Surge uma forma de planear a importância do processo de criação da obra em detrimento do produto acabado. Desaparece a experiencia do eu único como fundamento do processo de criação (tal como ocorre no modernismo) e transladou-se para processos de criação mais fragmentados e múltiplos. Filmava-se e montava-se em tempo real, sem a preocupação com finalizar o produto na edição, aproximando-se das abordagens da psicologia empírica. Acabava por ser, tão só, a criação de um espaço comum inter-relacional que compartilham o cineasta e o espectador, o que aponta para uma nova maneira de conceber os processos audiovisuais contemporâneos. Num dos números da revista Radical Software, intitulado “Video City lia-se por exemplo: “In response to the usual psycho-cybernetic revolutionary VIDEO FREE AMERICA, (…) will attempt in the pages that follow to describe to you, the reader, some of our current projects and to indicate how you might join us in some reality oriented behavior”(Arthur Ginsberg, et al., 1972: 16)5

É face a este conjunto de manifestações ou ocorrências no dealbar do vídeo que afirmamos a existência de uma cultura audiovisual, isto é, algo que não se esgota na mera prática videográfica mas se estende a um conjunto de outras práticas culturais modernizantes como a criação de revistas de crítica e estética, as intervenções políticas radicadas na linguagem audiovisual, as experiencias psicocibernéticas, os actos emancipatórios, entre outros.

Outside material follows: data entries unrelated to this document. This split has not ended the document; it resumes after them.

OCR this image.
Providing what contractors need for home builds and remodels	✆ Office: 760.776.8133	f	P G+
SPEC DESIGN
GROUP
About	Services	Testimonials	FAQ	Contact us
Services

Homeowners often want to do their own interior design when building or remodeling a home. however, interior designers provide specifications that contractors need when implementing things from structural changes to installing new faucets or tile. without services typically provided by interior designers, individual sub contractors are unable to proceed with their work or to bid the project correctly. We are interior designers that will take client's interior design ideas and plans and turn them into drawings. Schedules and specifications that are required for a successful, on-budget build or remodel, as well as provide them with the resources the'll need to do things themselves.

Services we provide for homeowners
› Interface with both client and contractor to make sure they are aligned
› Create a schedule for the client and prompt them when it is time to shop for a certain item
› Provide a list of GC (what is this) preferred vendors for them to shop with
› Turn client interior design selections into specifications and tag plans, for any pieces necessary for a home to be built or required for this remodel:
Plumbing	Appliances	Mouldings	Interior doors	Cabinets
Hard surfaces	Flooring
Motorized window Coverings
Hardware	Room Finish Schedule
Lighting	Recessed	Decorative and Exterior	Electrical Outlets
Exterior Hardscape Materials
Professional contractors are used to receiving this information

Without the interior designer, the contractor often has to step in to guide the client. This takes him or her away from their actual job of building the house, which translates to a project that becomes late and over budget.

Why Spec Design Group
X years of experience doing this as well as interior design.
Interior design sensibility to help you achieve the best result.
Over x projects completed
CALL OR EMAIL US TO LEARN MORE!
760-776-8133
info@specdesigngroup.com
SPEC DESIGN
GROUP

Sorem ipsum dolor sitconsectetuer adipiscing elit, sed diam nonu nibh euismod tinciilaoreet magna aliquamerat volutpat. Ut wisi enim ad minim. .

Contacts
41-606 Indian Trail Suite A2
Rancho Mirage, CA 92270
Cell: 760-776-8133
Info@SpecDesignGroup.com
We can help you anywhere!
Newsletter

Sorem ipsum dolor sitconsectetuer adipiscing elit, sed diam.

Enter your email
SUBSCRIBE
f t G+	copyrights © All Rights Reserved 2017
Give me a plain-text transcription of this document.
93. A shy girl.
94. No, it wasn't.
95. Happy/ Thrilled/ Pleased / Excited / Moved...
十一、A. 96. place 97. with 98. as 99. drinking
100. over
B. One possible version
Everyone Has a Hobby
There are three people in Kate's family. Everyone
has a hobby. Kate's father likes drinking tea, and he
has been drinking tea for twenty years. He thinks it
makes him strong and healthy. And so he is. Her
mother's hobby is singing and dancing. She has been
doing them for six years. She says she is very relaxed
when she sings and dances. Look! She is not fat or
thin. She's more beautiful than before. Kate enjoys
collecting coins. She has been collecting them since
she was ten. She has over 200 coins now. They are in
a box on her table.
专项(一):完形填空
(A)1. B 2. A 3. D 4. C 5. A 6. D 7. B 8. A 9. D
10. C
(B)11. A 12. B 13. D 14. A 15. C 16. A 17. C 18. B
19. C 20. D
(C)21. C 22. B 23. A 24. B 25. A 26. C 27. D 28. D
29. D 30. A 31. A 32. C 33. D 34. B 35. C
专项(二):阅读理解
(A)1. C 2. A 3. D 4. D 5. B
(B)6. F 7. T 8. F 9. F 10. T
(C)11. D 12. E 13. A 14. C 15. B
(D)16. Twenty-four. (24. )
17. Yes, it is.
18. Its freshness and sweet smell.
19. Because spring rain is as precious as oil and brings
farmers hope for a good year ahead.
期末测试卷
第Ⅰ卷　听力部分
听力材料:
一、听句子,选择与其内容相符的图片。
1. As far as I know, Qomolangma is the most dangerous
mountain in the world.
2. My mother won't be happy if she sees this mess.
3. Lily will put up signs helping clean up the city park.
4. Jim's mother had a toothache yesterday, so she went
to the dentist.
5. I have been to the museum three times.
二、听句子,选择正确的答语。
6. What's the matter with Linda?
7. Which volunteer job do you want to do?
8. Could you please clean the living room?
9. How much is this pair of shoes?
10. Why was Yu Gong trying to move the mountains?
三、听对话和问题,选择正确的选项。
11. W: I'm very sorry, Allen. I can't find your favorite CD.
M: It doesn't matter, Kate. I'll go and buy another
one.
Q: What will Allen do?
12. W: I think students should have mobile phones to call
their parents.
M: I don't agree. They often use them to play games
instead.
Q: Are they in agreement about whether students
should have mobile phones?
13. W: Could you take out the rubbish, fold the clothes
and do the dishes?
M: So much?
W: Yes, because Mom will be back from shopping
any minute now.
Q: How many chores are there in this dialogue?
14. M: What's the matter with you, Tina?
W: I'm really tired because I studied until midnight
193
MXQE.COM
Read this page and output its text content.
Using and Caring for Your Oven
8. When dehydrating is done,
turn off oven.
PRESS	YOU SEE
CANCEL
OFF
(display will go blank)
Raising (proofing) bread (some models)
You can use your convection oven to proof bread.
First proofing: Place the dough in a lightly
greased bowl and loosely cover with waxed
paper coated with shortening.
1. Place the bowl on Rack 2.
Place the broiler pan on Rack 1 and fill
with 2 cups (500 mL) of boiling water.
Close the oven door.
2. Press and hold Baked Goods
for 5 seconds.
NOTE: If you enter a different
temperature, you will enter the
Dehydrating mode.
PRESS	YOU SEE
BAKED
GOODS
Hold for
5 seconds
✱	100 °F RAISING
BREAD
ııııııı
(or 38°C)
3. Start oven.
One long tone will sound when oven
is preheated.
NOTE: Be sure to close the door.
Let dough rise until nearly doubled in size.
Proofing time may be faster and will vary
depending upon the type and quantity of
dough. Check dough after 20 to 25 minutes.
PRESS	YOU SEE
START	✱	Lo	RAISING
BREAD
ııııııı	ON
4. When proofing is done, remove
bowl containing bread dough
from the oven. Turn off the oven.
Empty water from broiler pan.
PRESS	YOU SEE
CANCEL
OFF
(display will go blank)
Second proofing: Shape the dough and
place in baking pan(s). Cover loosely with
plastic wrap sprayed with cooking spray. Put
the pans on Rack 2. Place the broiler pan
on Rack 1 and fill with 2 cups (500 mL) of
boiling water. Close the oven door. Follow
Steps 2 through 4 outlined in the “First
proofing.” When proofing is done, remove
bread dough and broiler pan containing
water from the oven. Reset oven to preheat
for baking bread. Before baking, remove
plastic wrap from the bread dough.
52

3. O início da prática videográfica e de uma cultura audiovisual em Cabo Verde Em Cabo Verde, a 15 de Março 1960, a Associação de Cinema e de Cultura levava a efeito, no Cine Teatro Municipal, a sua primeira reunião no qual Anastácio Filinto Correia e Silva, cinéfilo, homem da cultura cabo-verdiana, e um dos organizadores do grupo focou os objectivos em vista, tendo sido apresentados, nesse dia, poemas do poeta Fernando Pessoa, declamados em gravações por João Villaret e comentados por Arnaldo Carlos Vasconcelos França. Formava-se, nessa época, as primeiras manifestações de uma actividade cultural nova que punha nas críticas aos filmes de época o seu élan. Um ano depois, em 1961, o referido activista Anastácio F. Correia e Silva, contemporâneo de Arnaldo França e Guilherme Dantas, era preso por subversão ao regime com base nas suas críticas cinematográficas. Entravam, nesse ano, na Rádio Clube de Cabo Verde, novos dirigentes que tomariam posse a 2 de Janeiro. Nesse mesmo rodava-se o documentário cinematográfico “O Homem e o Trabalho”, produzida por dois profissionais vindos da Metrópole: o realizador Miguel 5

http://www.radicalsoftware.org/e/volume2nr3_pics.html. (pp.16)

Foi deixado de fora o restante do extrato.